2. Keep a cash reserve for operating expenses: This is often easier said than done in tough economic times, for businesses and parents alike. However, in both cases it is worth saving when you can. And just as ‘good will’ is important in business, so it is in parenting. Business owners can put a dollar value on ‘goodwill’ and know how important it is to long-term sustainability. As co-managers of parenting, both parents can accumulate shared reserves of ‘goodwill’ in the way they cooperate as parents. That can give both of you some ’emotional capital’ to fall back on in tough times (see Tip 4).

3. Good record keeping: Many businesses have come to suffer due to poor record keeping. Your co-parenting business will benefit from good written records. Many parents find it helpful to use a communication book that comes and goes as children move from one home to another. (This avoids the risk of passing messages through to your children. Remember, children are not the managers in this business!)

4. Contingency Planning: Average your wins and losses over time; You may have heard of amortizing or depreciating a business cost. That happens when the cost of a real or intangible asset is averaged out or written off over a period of time. As co-parenting managers, you and the other parent may have many years of co-parenting ahead of you until your children are independent adults.

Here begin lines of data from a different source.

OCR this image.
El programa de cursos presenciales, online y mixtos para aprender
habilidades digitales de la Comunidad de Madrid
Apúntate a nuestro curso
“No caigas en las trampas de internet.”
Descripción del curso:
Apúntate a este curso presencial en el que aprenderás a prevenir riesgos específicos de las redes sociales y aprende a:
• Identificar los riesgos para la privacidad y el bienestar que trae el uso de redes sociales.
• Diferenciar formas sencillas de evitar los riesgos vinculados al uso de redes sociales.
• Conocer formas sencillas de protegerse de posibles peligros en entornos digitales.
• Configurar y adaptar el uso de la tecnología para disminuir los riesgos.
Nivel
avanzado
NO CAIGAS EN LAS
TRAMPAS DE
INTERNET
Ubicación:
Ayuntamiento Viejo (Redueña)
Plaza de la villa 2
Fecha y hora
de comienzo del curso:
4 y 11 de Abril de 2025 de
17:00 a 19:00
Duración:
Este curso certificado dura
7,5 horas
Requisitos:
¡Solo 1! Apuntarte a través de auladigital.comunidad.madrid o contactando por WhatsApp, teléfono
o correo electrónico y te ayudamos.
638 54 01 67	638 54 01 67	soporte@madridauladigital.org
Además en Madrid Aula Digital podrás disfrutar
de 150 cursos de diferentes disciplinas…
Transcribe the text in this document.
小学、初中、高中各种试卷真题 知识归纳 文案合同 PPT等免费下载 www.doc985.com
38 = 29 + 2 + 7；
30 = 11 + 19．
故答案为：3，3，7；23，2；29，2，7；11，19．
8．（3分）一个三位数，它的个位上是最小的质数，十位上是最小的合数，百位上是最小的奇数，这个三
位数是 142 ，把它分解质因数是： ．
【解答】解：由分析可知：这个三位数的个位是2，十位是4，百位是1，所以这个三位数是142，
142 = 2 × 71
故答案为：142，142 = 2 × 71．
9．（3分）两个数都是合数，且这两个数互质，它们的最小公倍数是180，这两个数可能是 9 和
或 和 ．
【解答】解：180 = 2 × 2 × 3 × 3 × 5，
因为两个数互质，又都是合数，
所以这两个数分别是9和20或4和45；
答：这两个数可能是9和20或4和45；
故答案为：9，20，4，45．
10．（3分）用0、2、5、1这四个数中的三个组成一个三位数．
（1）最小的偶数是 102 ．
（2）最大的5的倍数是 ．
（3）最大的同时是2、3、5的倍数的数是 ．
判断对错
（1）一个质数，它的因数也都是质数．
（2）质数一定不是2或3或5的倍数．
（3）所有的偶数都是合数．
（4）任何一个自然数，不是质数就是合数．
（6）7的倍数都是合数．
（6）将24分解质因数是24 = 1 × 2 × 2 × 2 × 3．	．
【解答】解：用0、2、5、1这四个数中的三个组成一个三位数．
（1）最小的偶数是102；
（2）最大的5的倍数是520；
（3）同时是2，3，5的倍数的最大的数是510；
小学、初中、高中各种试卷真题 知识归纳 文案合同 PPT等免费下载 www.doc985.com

It takes energy to endure the discomfort of tough times, when you may feel like you’re ‘trading’ in a hostile environment. It is worth remembering that times can and will change.

5. Self-Care When Business Depends on You: The business of co-parenting relies on each parent’s ability to devote time and energy to their responsibilities. To do that, and to take care of others, you must take care of yourself. A healthy diet, adequate exercise, adequate sleep, and keeping in touch with your doctor for regular checkups as needed; These steps will help you manage the risks of ill health.

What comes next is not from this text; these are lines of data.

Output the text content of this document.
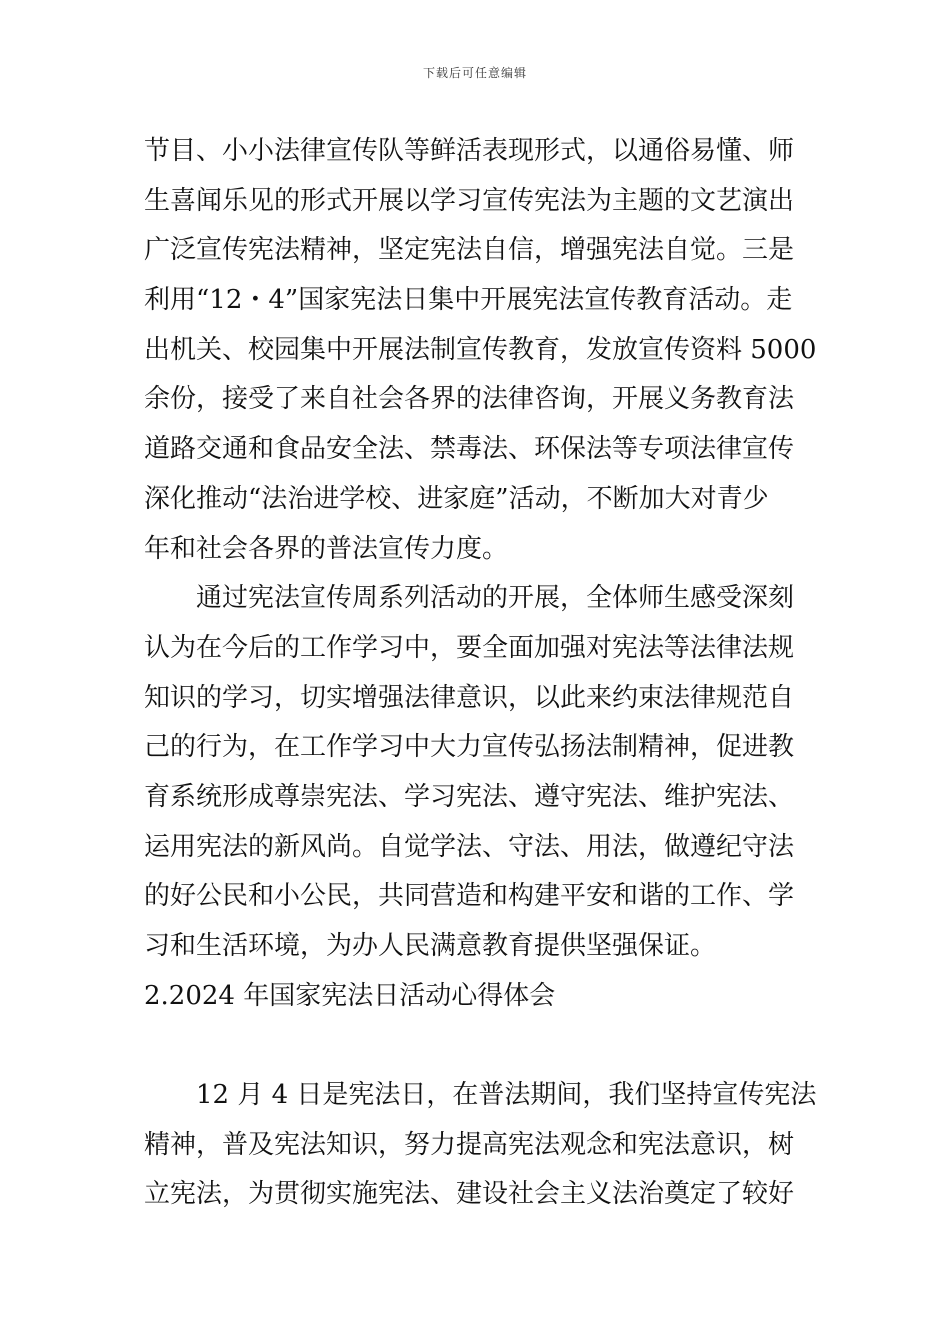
下载后可任意编辑
节目、小小法律宣传队等鲜活表现形式，以通俗易懂、师
生喜闻乐见的形式开展以学习宣传宪法为主题的文艺演出
广泛宣传宪法精神，坚定宪法自信，增强宪法自觉。三是
利用“12・4”国家宪法日集中开展宪法宣传教育活动。走
出机关、校园集中开展法制宣传教育，发放宣传资料 5000
余份，接受了来自社会各界的法律咨询，开展义务教育法
道路交通和食品安全法、禁毒法、环保法等专项法律宣传
深化推动“法治进学校、进家庭”活动，不断加大对青少
年和社会各界的普法宣传力度。
通过宪法宣传周系列活动的开展，全体师生感受深刻
认为在今后的工作学习中，要全面加强对宪法等法律法规
知识的学习，切实增强法律意识，以此来约束法律规范自
己的行为，在工作学习中大力宣传弘扬法制精神，促进教
育系统形成尊崇宪法、学习宪法、遵守宪法、维护宪法、
运用宪法的新风尚。自觉学法、守法、用法，做遵纪守法
的好公民和小公民，共同营造和构建平安和谐的工作、学
习和生活环境，为办人民满意教育提供坚强保证。
2.2024 年国家宪法日活动心得体会
12 月 4 日是宪法日，在普法期间，我们坚持宣传宪法
精神，普及宪法知识，努力提高宪法观念和宪法意识，树
立宪法，为贯彻实施宪法、建设社会主义法治奠定了较好
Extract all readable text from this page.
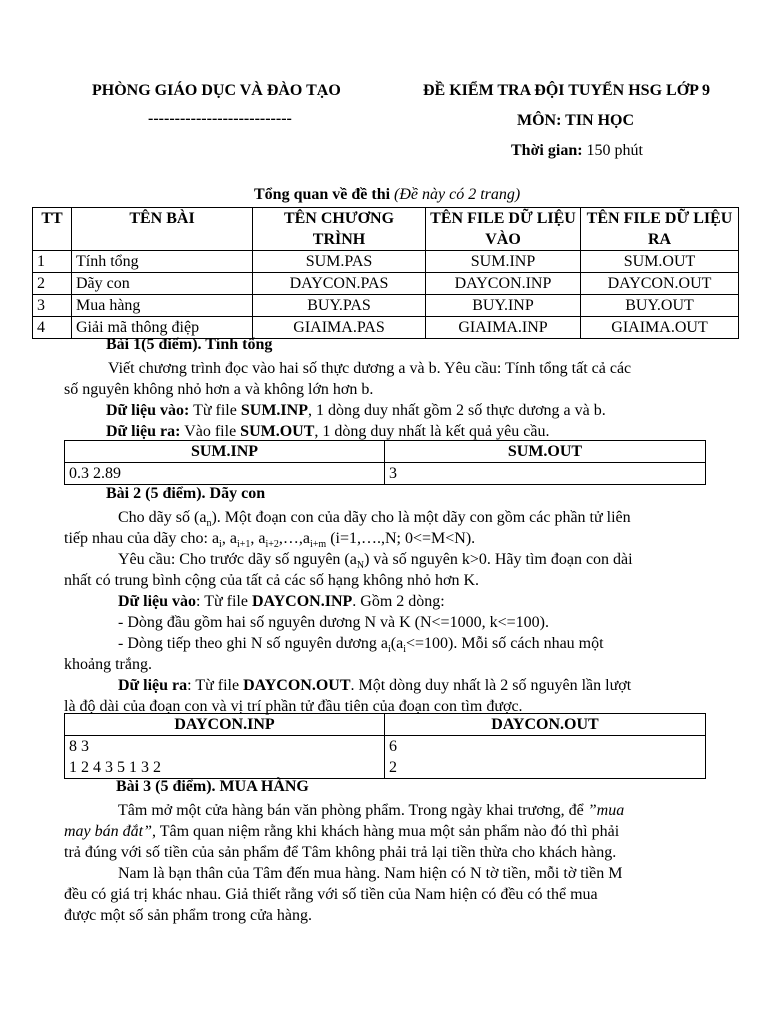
PHÒNG GIÁO DỤC VÀ ĐÀO TẠO
---------------------------
ĐỀ KIỂM TRA ĐỘI TUYỂN HSG LỚP 9
MÔN: TIN HỌC
Thời gian: 150 phút
Tổng quan về đề thi (Đề này có 2 trang)
TT	TÊN BÀI	TÊN CHƯƠNG TRÌNH	TÊN FILE DỮ LIỆU VÀO	TÊN FILE DỮ LIỆU RA
1	Tính tổng	SUM.PAS	SUM.INP	SUM.OUT
2	Dãy con	DAYCON.PAS	DAYCON.INP	DAYCON.OUT
3	Mua hàng	BUY.PAS	BUY.INP	BUY.OUT
4	Giải mã thông điệp	GIAIMA.PAS	GIAIMA.INP	GIAIMA.OUT
Bài 1(5 điểm). Tính tổng
Viết chương trình đọc vào hai số thực dương a và b. Yêu cầu: Tính tổng tất cả các
số nguyên không nhỏ hơn a và không lớn hơn b.
Dữ liệu vào: Từ file SUM.INP, 1 dòng duy nhất gồm 2 số thực dương a và b.
Dữ liệu ra: Vào file SUM.OUT, 1 dòng duy nhất là kết quả yêu cầu.
SUM.INP	SUM.OUT
0.3 2.89	3
Bài 2 (5 điểm). Dãy con
Cho dãy số $(a_n)$. Một đoạn con của dãy cho là một dãy con gồm các phần tử liên
tiếp nhau của dãy cho: $a_i$, $a_{i+1}$, $a_{i+2},\dots,a_{i+m}$ (i=1,….,N; 0<=M<N).
Yêu cầu: Cho trước dãy số nguyên $(a_N)$ và số nguyên k>0. Hãy tìm đoạn con dài
nhất có trung bình cộng của tất cả các số hạng không nhỏ hơn K.
Dữ liệu vào: Từ file DAYCON.INP. Gồm 2 dòng:
- Dòng đầu gồm hai số nguyên dương N và K (N<=1000, k<=100).
- Dòng tiếp theo ghi N số nguyên dương $a_i(a_i<=100)$. Mỗi số cách nhau một
khoảng trắng.
Dữ liệu ra: Từ file DAYCON.OUT. Một dòng duy nhất là 2 số nguyên lần lượt
là độ dài của đoạn con và vị trí phần tử đầu tiên của đoạn con tìm được.
DAYCON.INP	DAYCON.OUT
8 3	6
1 2 4 3 5 1 3 2	2
Bài 3 (5 điểm). MUA HÀNG
Tâm mở một cửa hàng bán văn phòng phẩm. Trong ngày khai trương, để ”mua
may bán đắt”, Tâm quan niệm rằng khi khách hàng mua một sản phẩm nào đó thì phải
trả đúng với số tiền của sản phẩm để Tâm không phải trả lại tiền thừa cho khách hàng.
Nam là bạn thân của Tâm đến mua hàng. Nam hiện có N tờ tiền, mỗi tờ tiền M
đều có giá trị khác nhau. Giả thiết rằng với số tiền của Nam hiện có đều có thể mua
được một số sản phẩm trong cửa hàng.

6. Keep your insurance current: Some business partners maintain “key person” life insurance on each other, if the loss of a business partner could affect the financial security of the business. You may also view your ability to cooperate as parents as “insurance” for your business. The more effectively you can co-parent, the less risk your co-parenting business will go out of business.

Of course, you should also receive legal and financial advice about your individual situation, as necessary. However, these business tips can help you keep your co-parenting business afloat in difficult times and protect your children from exposure to conflict between their parents.

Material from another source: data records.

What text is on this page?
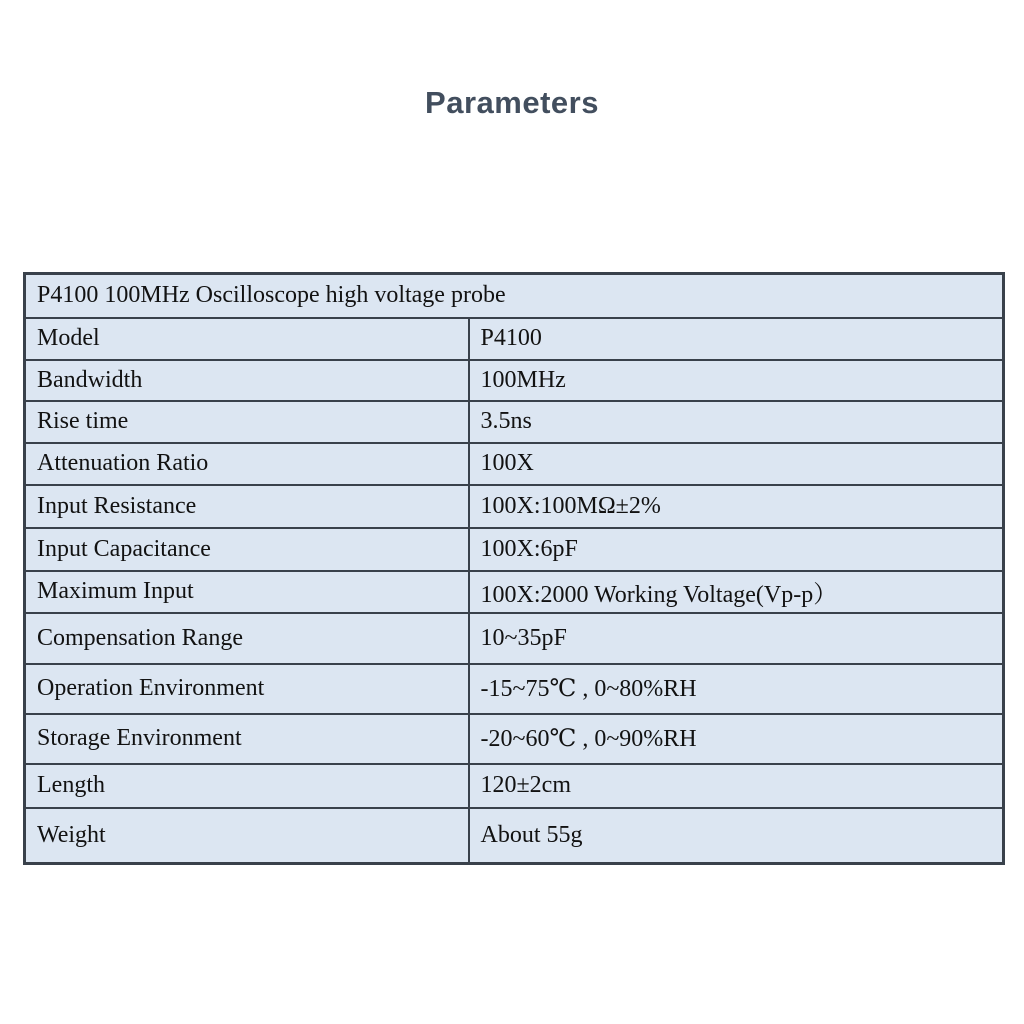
Parameters
P4100 100MHz Oscilloscope high voltage probe	
Model	P4100
Bandwidth	100MHz
Rise time	3.5ns
Attenuation Ratio	100X
Input Resistance	100X:100MΩ±2%
Input Capacitance	100X:6pF
Maximum Input	100X:2000 Working Voltage(Vp-p）
Compensation Range	10~35pF
Operation Environment	-15~75℃ , 0~80%RH
Storage Environment	-20~60℃ , 0~90%RH
Length	120±2cm
Weight	About 55g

How to make these tips work for you!

*Family dispute resolution is a mediation process that can help you and the other parent talk about your parenting issues and come to a written parenting agreement. A family dispute resolution professional can help you both identify the problems and focus on the best interests of your children.

*A parenting agreement can include issues such as the amount of time each parent spends with the children; communication; transportation arrangements; school vacation arrangements; special days such as Christmas, Easter and other significant family or religious occasions.

*Emails and text messages are useful as written records. If you make verbal arrangements with the other parent, confirm them in a courteous text or email, just as you would in a business setting. It all helps to avoid costly last-minute misunderstandings.

*’Cancel’ some emotional costs over time. If you could bring in all the ‘intangible assets’ of co-parenting over the next five years, as your children get older, your parenting balance sheet could show a gain for your children over time. Try keeping a journal or use the expressive writing exercises described by Dr. James W. Pennebaker in his book ‘Opening: The Healing Power of Expressing Emotions’.

*Self care: Join a new activity group or take an adult education class. The ‘down time’ of parenting can replenish your spirit and give you more energy. If you’re feeling depressed, anxious, or angry, talk to your doctor, who can recommend other supports, such as counseling or medication.